Catherine also runs the Contemporary Gothic Reading Group, which meets once a fortnight to discuss texts chosen by the participants and is open to all postgraduates and staff across the university. She welcomes Ph.D applications related to any aspect of Gothic literature and culture, or to literature and fashion, and is happy to consider interdisciplinary proposals.
Catherine Spooner's particular research interests incorporate Gothic literature, film, and popular culture, and fashion and dress in literature, within the broader spectrum of Victorian and contemporary literature and culture.
Catherine's latest book is Post-Millennial Gothic: Comedy, Romance and the Rise of Happy Gothic, to be published by Bloomsbury in February 2017. The book was the outcome of a 9-month AHRC Research Fellowship and explores such phenomena as the perennial revival of Gothic style on the high street, the advent of the sparkly vampire, and Gothic tourism in Whitby, in relation to developments in twenty-first century subcultures.
Catherine is also the author of Fashioning Gothic Bodies (Manchester University Press 2004), the first book to explore the relationship between Gothic and clothing from the late eighteenth century to the present day. Contemporary Gothic (Reaktion Books 2006) reflects her continuing interest in Gothic and material culture, tracing the spread of Gothic across the fields of contemporary literature, film, television, fashion, art, advertising and popular culture. Contemporary Gothic was translated into Korean in 2008.
Catherine has co-edited three books. The Routledge Companion to Gothic, a collection of 26 essays by some of the major researchers in the field, co-edited with Emma McEvoy of the University of Westminster, was published in 2007. Monstrous Media/Spectral Subjects: Imaging the Gothic from the Nineteenth Century to the Present, was inspired by the Ninth Biennial Conference of the International Gothic Association, 'Monstrous Media/Spectral Subjects', July 21-24 2009, which she co-organised with Professor Fred Botting. Finally, Return to Twin Peaks: New Approaches to Materiality, Theory and Genre on Television, co-edited with Jeffrey A. Weinstock, was published by Palgrave to coincide with the 25th anniversary of the iconic television series in 2015.
Catherine has recently contributed to the volumes accompanying three major exhibitions: Gothic: The Dark Heart of Film at the British Film Institute; Terror and Wonder: The Gothic Imagination at the British Library and Alexander McQueen: Savage Beauty at the Victoria and Albert Museum.

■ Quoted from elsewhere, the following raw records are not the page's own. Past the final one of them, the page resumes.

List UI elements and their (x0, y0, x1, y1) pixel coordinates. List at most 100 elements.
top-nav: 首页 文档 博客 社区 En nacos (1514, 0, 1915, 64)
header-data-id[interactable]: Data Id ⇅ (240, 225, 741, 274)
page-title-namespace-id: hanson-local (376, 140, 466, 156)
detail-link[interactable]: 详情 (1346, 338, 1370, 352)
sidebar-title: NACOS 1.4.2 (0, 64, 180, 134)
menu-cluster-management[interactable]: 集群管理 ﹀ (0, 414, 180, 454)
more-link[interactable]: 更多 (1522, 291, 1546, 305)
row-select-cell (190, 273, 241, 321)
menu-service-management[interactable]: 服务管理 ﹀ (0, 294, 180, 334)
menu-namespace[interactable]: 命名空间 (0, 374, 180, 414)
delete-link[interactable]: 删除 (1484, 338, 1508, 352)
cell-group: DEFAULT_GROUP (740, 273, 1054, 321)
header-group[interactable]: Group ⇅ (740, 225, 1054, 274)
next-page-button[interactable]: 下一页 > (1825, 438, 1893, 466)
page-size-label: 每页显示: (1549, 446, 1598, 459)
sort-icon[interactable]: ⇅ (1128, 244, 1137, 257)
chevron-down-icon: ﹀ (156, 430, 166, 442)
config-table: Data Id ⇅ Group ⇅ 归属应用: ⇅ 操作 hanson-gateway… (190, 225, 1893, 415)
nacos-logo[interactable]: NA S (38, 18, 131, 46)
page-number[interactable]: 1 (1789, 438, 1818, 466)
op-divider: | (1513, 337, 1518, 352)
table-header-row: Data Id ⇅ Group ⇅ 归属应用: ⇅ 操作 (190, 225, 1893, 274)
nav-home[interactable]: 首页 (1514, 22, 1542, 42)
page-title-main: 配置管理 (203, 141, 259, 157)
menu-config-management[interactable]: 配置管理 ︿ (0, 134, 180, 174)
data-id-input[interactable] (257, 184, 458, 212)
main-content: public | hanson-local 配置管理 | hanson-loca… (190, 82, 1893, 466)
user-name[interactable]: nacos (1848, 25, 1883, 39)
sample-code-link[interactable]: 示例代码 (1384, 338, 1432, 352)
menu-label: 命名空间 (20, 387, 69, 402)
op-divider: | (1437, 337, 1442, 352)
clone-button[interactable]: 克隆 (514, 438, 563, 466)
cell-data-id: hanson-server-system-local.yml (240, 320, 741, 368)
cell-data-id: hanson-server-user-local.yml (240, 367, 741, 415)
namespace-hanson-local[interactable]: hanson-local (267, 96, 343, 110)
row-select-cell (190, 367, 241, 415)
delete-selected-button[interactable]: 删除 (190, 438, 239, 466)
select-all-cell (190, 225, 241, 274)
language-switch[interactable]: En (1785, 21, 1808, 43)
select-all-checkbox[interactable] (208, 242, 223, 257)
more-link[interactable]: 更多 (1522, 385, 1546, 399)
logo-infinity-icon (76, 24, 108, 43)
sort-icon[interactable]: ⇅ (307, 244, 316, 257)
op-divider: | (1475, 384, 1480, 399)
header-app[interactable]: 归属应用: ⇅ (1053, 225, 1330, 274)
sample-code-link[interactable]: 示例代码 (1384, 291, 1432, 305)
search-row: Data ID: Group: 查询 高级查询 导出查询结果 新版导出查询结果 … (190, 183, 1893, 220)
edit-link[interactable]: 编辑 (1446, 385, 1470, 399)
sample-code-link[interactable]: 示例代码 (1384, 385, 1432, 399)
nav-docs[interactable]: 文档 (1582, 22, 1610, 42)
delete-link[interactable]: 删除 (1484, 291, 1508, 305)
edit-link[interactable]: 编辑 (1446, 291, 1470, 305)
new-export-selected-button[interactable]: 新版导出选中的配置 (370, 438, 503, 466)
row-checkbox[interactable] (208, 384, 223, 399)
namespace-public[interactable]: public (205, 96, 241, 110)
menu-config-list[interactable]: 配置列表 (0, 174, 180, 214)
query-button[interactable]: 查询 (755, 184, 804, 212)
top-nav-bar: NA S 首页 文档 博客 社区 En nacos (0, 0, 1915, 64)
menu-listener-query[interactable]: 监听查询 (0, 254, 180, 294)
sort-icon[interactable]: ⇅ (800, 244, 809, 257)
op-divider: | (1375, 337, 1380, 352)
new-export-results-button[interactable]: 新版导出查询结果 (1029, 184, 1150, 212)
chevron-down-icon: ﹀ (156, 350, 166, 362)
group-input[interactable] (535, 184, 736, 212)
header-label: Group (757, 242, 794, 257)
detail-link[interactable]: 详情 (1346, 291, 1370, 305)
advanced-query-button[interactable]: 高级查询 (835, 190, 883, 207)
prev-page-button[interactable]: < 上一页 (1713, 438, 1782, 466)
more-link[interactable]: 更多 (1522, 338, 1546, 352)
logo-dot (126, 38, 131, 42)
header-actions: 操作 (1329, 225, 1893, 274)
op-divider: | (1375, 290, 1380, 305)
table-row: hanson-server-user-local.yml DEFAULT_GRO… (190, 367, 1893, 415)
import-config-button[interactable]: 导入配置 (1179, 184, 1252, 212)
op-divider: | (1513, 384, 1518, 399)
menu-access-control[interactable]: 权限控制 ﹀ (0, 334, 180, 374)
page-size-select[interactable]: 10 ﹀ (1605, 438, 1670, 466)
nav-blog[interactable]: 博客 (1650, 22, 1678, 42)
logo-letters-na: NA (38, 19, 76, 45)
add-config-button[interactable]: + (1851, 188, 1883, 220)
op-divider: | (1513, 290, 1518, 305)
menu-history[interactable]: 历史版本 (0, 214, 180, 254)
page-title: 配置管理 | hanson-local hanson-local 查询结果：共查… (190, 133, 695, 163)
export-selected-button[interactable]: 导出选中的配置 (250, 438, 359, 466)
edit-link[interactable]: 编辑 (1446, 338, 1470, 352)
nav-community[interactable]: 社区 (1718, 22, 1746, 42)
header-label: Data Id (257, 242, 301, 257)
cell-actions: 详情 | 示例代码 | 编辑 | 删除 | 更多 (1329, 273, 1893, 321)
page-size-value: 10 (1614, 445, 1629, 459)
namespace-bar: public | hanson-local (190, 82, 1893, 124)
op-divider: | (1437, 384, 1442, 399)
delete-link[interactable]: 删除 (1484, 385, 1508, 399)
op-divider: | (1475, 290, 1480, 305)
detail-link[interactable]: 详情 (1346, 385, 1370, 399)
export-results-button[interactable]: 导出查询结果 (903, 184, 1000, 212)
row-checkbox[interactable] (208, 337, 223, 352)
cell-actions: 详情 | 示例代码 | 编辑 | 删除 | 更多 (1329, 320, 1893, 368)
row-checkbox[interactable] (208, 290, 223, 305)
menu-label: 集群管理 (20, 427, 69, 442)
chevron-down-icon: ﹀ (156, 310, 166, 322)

Catherine is currently working on two research projects. White Dress: A Gothic Cultural History explores the significance of this iconic garment in Gothic literature, film and fashion media from the late eighteenth century to the present. Occulted Histories: A Cultural Afterlife of the Lancashire Witches investigates modern representations of the seventeenth century Lancashire witch trials, examining the relationship of place, local and regional identity and folklore to Gothic texts set in the north of England, and the formation of a 'Gothic North'.
Finally, Catherine is one of the co-founders of Beyond Twilight, a collaborative project with Chloe Buckley that seeks to challenge the stereotypes surrounding Gothic fiction for young adults. An event bringing together authors, readers and scholars was held on 27 September 2013, and the project continues as a website and blog.
Catherine is currently co-president of the International Gothic Association.
Catherine teaches widely across the fields of Victorian, twentieth- and twenty-first-century literature within the department. She currently convenes the third-year half-unit 'Victorian Gothic' and the MA module 'Contemporary Gothic: Text and Screen'.
Catherine completed her BA at the University of Oxford, and her MA and Ph.D at Goldsmiths College, the University of London. She has previously worked part-time at Goldsmiths College, and full-time at Falmouth University and the University of Reading, before coming to Lancaster in 2004.